See the schedule in the official ISMB page here.
Talk title: Methods for integration and hypothesis generation from high dimensional biomedical microbiome datasets
Catherine Lozupone, Department of Medicine, University of Colorado Denver, Aurora, Colorado, USA
Differences in microbiome composition have been described to occur in a variety of disease contexts, but a major challenge is to understand the mechanisms that may drive these relationships. Microbes may influence disease through cellular components or metabolites that they produce that in turn interact with the host, such as through influencing the immune system. These relationships might further be influenced by environmental or demographic characteristics such as diet or race/ethnicity. Complex datasets that we have been working with to predict relationships between the microbiome and disease have included in depth information on the microbiome composition and activity, diet, immune status (e.g. extensive cytokine panels and data on cell populations using time of flight mass cytometry (CyTOF)), metabolome, and demographics. I will discuss tools that we have been developing in this context for feature reduction of microbiome data (SCNIC: Sparse Correlation Network Investigation for Compositional Data), and finding and visualizing relationships between microbes and other complex data types using linear regression (VOLARE: visual analysis of disease-associated microbiome-immune system interplay). Once correlative relationships have been determined, a further goal is to use existing knowledge to generate hypotheses regarding their underlying basis. I will discuss our approach to exploring microbiome:metabolite relationships using metabolic networks (AMON: Analysis of Metabolite Origins Using networks), and broader knowledge-bases. Taken together these approaches should enable the integration of complex data to generate hypotheses worthy of further experimental validation.

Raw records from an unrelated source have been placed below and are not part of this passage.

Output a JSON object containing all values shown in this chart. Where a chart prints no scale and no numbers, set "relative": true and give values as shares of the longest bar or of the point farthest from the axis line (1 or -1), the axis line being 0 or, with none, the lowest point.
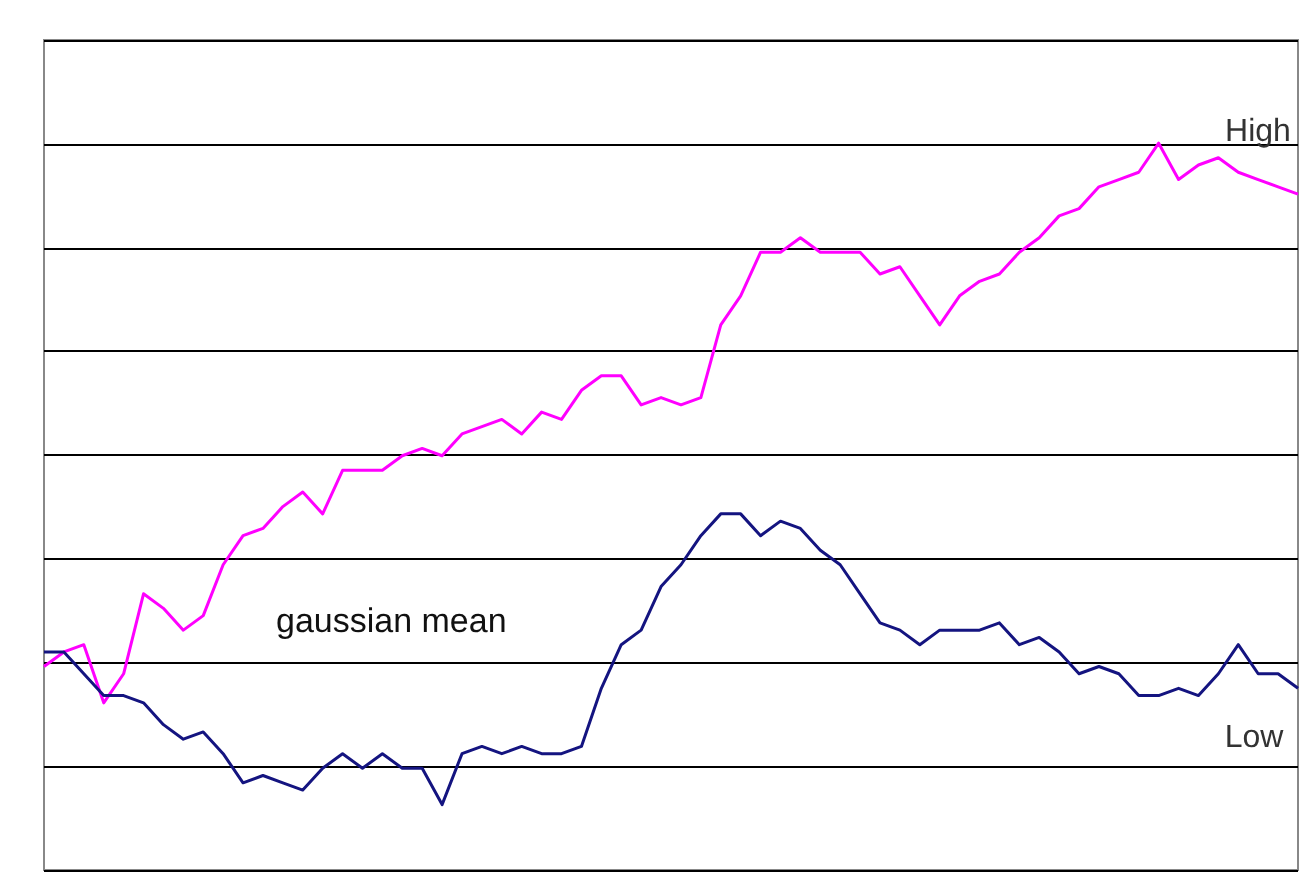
{
  "chart_data": {
    "type": "line",
    "relative": true,
    "categories": [
      null,
      null,
      null,
      null,
      null,
      null,
      null,
      null,
      null,
      null,
      null,
      null,
      null,
      null,
      null,
      null,
      null,
      null,
      null,
      null,
      null,
      null,
      null,
      null,
      null,
      null,
      null,
      null,
      null,
      null,
      null,
      null,
      null,
      null,
      null,
      null,
      null,
      null,
      null,
      null,
      null,
      null,
      null,
      null,
      null,
      null,
      null,
      null,
      null,
      null,
      null,
      null,
      null,
      null,
      null,
      null,
      null,
      null,
      null,
      null,
      null,
      null,
      null,
      null
    ],
    "series": [
      {
        "name": "High",
        "color": "#ff00ff",
        "values": [
          0.28,
          0.3,
          0.31,
          0.23,
          0.27,
          0.38,
          0.36,
          0.33,
          0.35,
          0.42,
          0.46,
          0.47,
          0.5,
          0.52,
          0.49,
          0.55,
          0.55,
          0.55,
          0.57,
          0.58,
          0.57,
          0.6,
          0.61,
          0.62,
          0.6,
          0.63,
          0.62,
          0.66,
          0.68,
          0.68,
          0.64,
          0.65,
          0.64,
          0.65,
          0.75,
          0.79,
          0.85,
          0.85,
          0.87,
          0.85,
          0.85,
          0.85,
          0.82,
          0.83,
          0.79,
          0.75,
          0.79,
          0.81,
          0.82,
          0.85,
          0.87,
          0.9,
          0.91,
          0.94,
          0.95,
          0.96,
          1,
          0.95,
          0.97,
          0.98,
          0.96,
          0.95,
          0.94,
          0.93
        ]
      },
      {
        "name": "Low",
        "color": "#141480",
        "values": [
          0.3,
          0.3,
          0.27,
          0.24,
          0.24,
          0.23,
          0.2,
          0.18,
          0.19,
          0.16,
          0.12,
          0.13,
          0.12,
          0.11,
          0.14,
          0.16,
          0.14,
          0.16,
          0.14,
          0.14,
          0.09,
          0.16,
          0.17,
          0.16,
          0.17,
          0.16,
          0.16,
          0.17,
          0.25,
          0.31,
          0.33,
          0.39,
          0.42,
          0.46,
          0.49,
          0.49,
          0.46,
          0.48,
          0.47,
          0.44,
          0.42,
          0.38,
          0.34,
          0.33,
          0.31,
          0.33,
          0.33,
          0.33,
          0.34,
          0.31,
          0.32,
          0.3,
          0.27,
          0.28,
          0.27,
          0.24,
          0.24,
          0.25,
          0.24,
          0.27,
          0.31,
          0.27,
          0.27,
          0.25
        ]
      }
    ],
    "annotations": [
      "gaussian mean"
    ],
    "grid": "y",
    "legend": false,
    "marker": "none",
    "line_style": "solid"
  }
}
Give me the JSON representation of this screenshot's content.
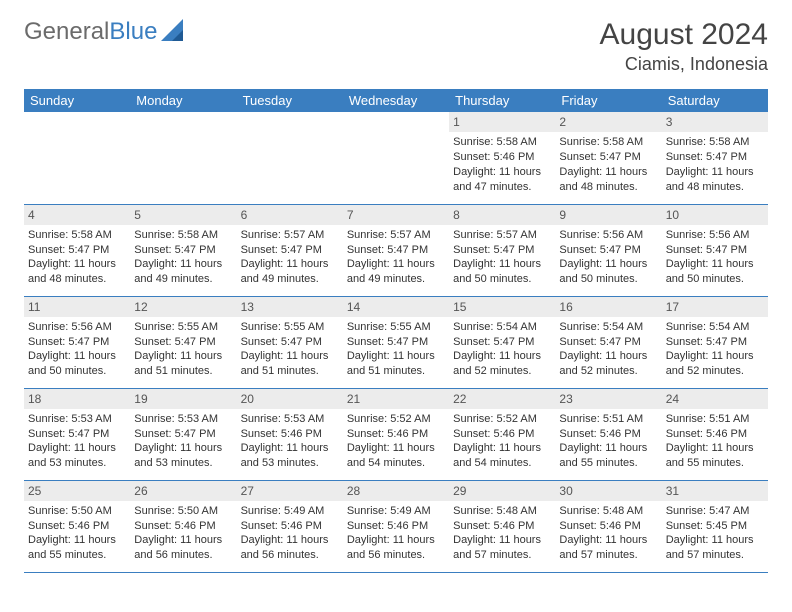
{
  "brand": {
    "text1": "General",
    "text2": "Blue",
    "text1_color": "#6b6b6b",
    "text2_color": "#3a7ec0"
  },
  "header": {
    "title": "August 2024",
    "location": "Ciamis, Indonesia"
  },
  "colors": {
    "header_bg": "#3a7ec0",
    "header_text": "#ffffff",
    "daynum_bg": "#ececec",
    "body_text": "#333333"
  },
  "weekdays": [
    "Sunday",
    "Monday",
    "Tuesday",
    "Wednesday",
    "Thursday",
    "Friday",
    "Saturday"
  ],
  "weeks": [
    [
      null,
      null,
      null,
      null,
      {
        "day": 1,
        "sunrise": "5:58 AM",
        "sunset": "5:46 PM",
        "daylight": "11 hours and 47 minutes."
      },
      {
        "day": 2,
        "sunrise": "5:58 AM",
        "sunset": "5:47 PM",
        "daylight": "11 hours and 48 minutes."
      },
      {
        "day": 3,
        "sunrise": "5:58 AM",
        "sunset": "5:47 PM",
        "daylight": "11 hours and 48 minutes."
      }
    ],
    [
      {
        "day": 4,
        "sunrise": "5:58 AM",
        "sunset": "5:47 PM",
        "daylight": "11 hours and 48 minutes."
      },
      {
        "day": 5,
        "sunrise": "5:58 AM",
        "sunset": "5:47 PM",
        "daylight": "11 hours and 49 minutes."
      },
      {
        "day": 6,
        "sunrise": "5:57 AM",
        "sunset": "5:47 PM",
        "daylight": "11 hours and 49 minutes."
      },
      {
        "day": 7,
        "sunrise": "5:57 AM",
        "sunset": "5:47 PM",
        "daylight": "11 hours and 49 minutes."
      },
      {
        "day": 8,
        "sunrise": "5:57 AM",
        "sunset": "5:47 PM",
        "daylight": "11 hours and 50 minutes."
      },
      {
        "day": 9,
        "sunrise": "5:56 AM",
        "sunset": "5:47 PM",
        "daylight": "11 hours and 50 minutes."
      },
      {
        "day": 10,
        "sunrise": "5:56 AM",
        "sunset": "5:47 PM",
        "daylight": "11 hours and 50 minutes."
      }
    ],
    [
      {
        "day": 11,
        "sunrise": "5:56 AM",
        "sunset": "5:47 PM",
        "daylight": "11 hours and 50 minutes."
      },
      {
        "day": 12,
        "sunrise": "5:55 AM",
        "sunset": "5:47 PM",
        "daylight": "11 hours and 51 minutes."
      },
      {
        "day": 13,
        "sunrise": "5:55 AM",
        "sunset": "5:47 PM",
        "daylight": "11 hours and 51 minutes."
      },
      {
        "day": 14,
        "sunrise": "5:55 AM",
        "sunset": "5:47 PM",
        "daylight": "11 hours and 51 minutes."
      },
      {
        "day": 15,
        "sunrise": "5:54 AM",
        "sunset": "5:47 PM",
        "daylight": "11 hours and 52 minutes."
      },
      {
        "day": 16,
        "sunrise": "5:54 AM",
        "sunset": "5:47 PM",
        "daylight": "11 hours and 52 minutes."
      },
      {
        "day": 17,
        "sunrise": "5:54 AM",
        "sunset": "5:47 PM",
        "daylight": "11 hours and 52 minutes."
      }
    ],
    [
      {
        "day": 18,
        "sunrise": "5:53 AM",
        "sunset": "5:47 PM",
        "daylight": "11 hours and 53 minutes."
      },
      {
        "day": 19,
        "sunrise": "5:53 AM",
        "sunset": "5:47 PM",
        "daylight": "11 hours and 53 minutes."
      },
      {
        "day": 20,
        "sunrise": "5:53 AM",
        "sunset": "5:46 PM",
        "daylight": "11 hours and 53 minutes."
      },
      {
        "day": 21,
        "sunrise": "5:52 AM",
        "sunset": "5:46 PM",
        "daylight": "11 hours and 54 minutes."
      },
      {
        "day": 22,
        "sunrise": "5:52 AM",
        "sunset": "5:46 PM",
        "daylight": "11 hours and 54 minutes."
      },
      {
        "day": 23,
        "sunrise": "5:51 AM",
        "sunset": "5:46 PM",
        "daylight": "11 hours and 55 minutes."
      },
      {
        "day": 24,
        "sunrise": "5:51 AM",
        "sunset": "5:46 PM",
        "daylight": "11 hours and 55 minutes."
      }
    ],
    [
      {
        "day": 25,
        "sunrise": "5:50 AM",
        "sunset": "5:46 PM",
        "daylight": "11 hours and 55 minutes."
      },
      {
        "day": 26,
        "sunrise": "5:50 AM",
        "sunset": "5:46 PM",
        "daylight": "11 hours and 56 minutes."
      },
      {
        "day": 27,
        "sunrise": "5:49 AM",
        "sunset": "5:46 PM",
        "daylight": "11 hours and 56 minutes."
      },
      {
        "day": 28,
        "sunrise": "5:49 AM",
        "sunset": "5:46 PM",
        "daylight": "11 hours and 56 minutes."
      },
      {
        "day": 29,
        "sunrise": "5:48 AM",
        "sunset": "5:46 PM",
        "daylight": "11 hours and 57 minutes."
      },
      {
        "day": 30,
        "sunrise": "5:48 AM",
        "sunset": "5:46 PM",
        "daylight": "11 hours and 57 minutes."
      },
      {
        "day": 31,
        "sunrise": "5:47 AM",
        "sunset": "5:45 PM",
        "daylight": "11 hours and 57 minutes."
      }
    ]
  ],
  "labels": {
    "sunrise": "Sunrise:",
    "sunset": "Sunset:",
    "daylight": "Daylight:"
  }
}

Talk title: Revisiting string graph model for long-read assembly of genomes and metagenomes
Chirag Jain, Indian Institute of Science, Bangalore, India
Read-overlap-based graph data structures play a central role in computing de novo genome assembly using long reads. Most long-read assembly tools use the string graph model to sparsify overlap graphs. Graph sparsification is crucial for high-quality genome assembly as it simplifies the graph significantly by removing redundant edges. However, a graph model must be coverage-preserving, i.e., it must ensure that each haplotype can be spelled as a walk in the graph, given sufficient sequencing coverage. This property becomes even more important for polyploid genomes and metagenomes where there is a risk of losing haplotype-specific information during graph sparsification. In the first part, we prove that de Bruijn graph and overlap graph models are guaranteed to be coverage-preserving. However, using the same framework, we show that the commonly used string graph model lacks the guarantee. To address this, the second part of our work introduces a novel sparse read-overlap-based graph model that is well-supported by our theoretical results. Practical advantage of this model is demonstrated using CHM13 and HG002 human sequencing data.